A fare notizia, di questi Nuggets, è che le prestazioni migliori dei giocatori migliori ormai non fanno più notizia. Dopo un inizio stagionale caratterizzato da percentuali deficitarie, selezione di tiro non esattamente illuminata e gestione spesso confusionaria dei possessi finali, ora Jamal Murray sembra tornato sugli elevatissimi livelli della bubble di Orlando. Il canadese, nonostante il recentissimo infortunio al ginocchio, si è saputo reinterpretare in un ruolo leggermente diverso rispetto alla scorsa annata. La crescita globale della squadra non gli richiede più una mole spropositata di iniziative e conclusioni, preservando le sue indiscusse doti di finisher per i finali di partita e dirottando parte della concentrazione anche nella metà campo difensiva, vero tallone d’Achille dell’ex Kentucky.

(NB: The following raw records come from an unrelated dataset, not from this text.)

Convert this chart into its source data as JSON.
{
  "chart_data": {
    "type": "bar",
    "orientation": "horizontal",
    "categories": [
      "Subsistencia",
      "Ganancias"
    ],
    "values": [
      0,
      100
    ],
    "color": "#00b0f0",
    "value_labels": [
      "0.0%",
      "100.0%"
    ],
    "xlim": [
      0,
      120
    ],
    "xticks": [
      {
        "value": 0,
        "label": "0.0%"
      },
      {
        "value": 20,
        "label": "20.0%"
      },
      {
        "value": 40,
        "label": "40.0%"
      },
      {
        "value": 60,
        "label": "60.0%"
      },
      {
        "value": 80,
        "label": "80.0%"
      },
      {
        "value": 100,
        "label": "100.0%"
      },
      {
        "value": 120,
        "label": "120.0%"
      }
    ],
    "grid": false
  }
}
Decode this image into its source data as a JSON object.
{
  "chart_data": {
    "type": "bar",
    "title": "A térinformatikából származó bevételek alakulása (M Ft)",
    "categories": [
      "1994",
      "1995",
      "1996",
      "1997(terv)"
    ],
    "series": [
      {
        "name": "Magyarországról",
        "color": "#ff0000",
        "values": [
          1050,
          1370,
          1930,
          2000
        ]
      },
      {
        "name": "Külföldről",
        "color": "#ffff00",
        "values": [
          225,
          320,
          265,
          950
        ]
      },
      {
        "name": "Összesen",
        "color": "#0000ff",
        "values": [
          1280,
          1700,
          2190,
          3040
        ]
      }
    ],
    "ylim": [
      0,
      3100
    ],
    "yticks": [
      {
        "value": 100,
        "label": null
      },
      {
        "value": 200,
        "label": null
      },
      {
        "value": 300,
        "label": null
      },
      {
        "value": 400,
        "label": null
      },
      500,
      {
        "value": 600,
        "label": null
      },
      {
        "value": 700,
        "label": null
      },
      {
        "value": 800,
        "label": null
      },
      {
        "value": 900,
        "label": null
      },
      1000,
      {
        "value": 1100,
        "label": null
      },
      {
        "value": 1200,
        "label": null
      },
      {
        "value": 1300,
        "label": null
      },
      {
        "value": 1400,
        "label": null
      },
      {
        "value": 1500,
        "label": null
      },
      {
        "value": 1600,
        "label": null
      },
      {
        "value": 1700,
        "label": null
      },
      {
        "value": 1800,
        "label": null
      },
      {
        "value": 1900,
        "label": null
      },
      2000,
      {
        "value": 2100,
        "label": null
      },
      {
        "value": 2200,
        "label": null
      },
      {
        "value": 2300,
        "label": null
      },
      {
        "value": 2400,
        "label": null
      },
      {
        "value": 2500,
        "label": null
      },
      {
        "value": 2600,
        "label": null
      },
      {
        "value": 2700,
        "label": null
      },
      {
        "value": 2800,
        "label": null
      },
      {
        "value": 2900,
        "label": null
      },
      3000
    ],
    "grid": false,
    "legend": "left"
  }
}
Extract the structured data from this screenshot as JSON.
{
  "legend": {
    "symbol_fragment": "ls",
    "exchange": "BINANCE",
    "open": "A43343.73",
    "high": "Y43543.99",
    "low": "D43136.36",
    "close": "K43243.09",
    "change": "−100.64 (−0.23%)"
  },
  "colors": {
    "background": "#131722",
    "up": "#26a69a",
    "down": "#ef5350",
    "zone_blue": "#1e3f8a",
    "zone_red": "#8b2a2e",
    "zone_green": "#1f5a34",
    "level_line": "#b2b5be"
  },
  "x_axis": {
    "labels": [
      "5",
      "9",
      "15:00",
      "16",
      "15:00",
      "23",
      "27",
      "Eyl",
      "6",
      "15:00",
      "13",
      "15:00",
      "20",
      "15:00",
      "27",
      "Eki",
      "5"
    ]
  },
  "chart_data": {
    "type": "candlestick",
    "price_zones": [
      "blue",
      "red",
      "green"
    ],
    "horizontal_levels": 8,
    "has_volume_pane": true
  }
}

Che dire, invece, dell’annata di Nikola Jokic? Le cifre sono sotto gli occhi di tutti. Parlare di lui come il principale nome per la vittoria dell’MVP non è una bestemmia, anzi. Se gli acciacchi di Embiid continueranno a minare la continuità delle presenze del camerunense, la candidatura del serbo è la più solida. Anche nel suo caso, rispetto al passato sono i cambiamenti a fare la differenza. Estirpare i rami secchi per dissodare e ravvivare un terreno tanto generoso quanto poco curato. Il corpo di Jokic, dalla ripresa post pandemica, è un’altra arma a disposizione dello staff di Malone: smaltiti quei chili in eccesso, la mobilità del centro di Sombor è notevolmente migliorata. Intendiamoci: le mani, gli occhi e il cervello, triade mortifera per le difese dell’intera Lega, hanno mantenute intatte le rispettive eccezionalità. A queste, Nikola sta costantemente aggiungendo un atteggiamento e una disciplina mai viste.

Fonte: ESPN

Ago della bilancia del futuro prossimo e a lungo termine di Denver saranno gli upgrade mostrati, a fasi alterne, in difesa. Fedeli ai dogmi del basket 2021, i Nuggets punteranno sempre e comunque a vincere le partite segnando un punto in più dell’avversario. Ma, talvolta, anche prenderne uno in meno non sarebbe sconsigliato. La nuova fisicità di Jokic, consentendo al serbo di non dover necessariamente optare per la drop coverage nelle situazioni di pick ‘n roll, permette ai compagni di coprire distanze minori nel ruotare sui tiratori avversari. L’atletismo di Gordon lo ha rapidamente eletto come difensore designato per i Leonard o Lebron di turno ma di non subirlo eccessivamente nel caso di uno switch con avversari più rapidi o dal tonnellaggio maggiore. Le leve di Porter Jr. iniziano a tornare utili non solo per schiacciare ma per gestire i contatti nella propria area e nella denigrata arte del tagliafuori. Le mani veloci di Murray, oltre al rilascio fulmineo in situazioni di tiro, sono impiegate anche per sporcare linee di passaggio e penetrazioni delle guardie avversarie. Certo, la Western Conference è una jungla, nella quale districarsi e riuscire a imporsi come specie dominante è variabile legata a infiniti fattori, genetici e ambientali. Gli innumerevoli accoppiamenti possibili non permettono al momento di tracciare un itinerario chiaro per ogni contendente alle NBA Finals. Ciò che ogni appassionato si augura, però, è che il potente spettacolo continui. E che Denver possa contribuire con un verso.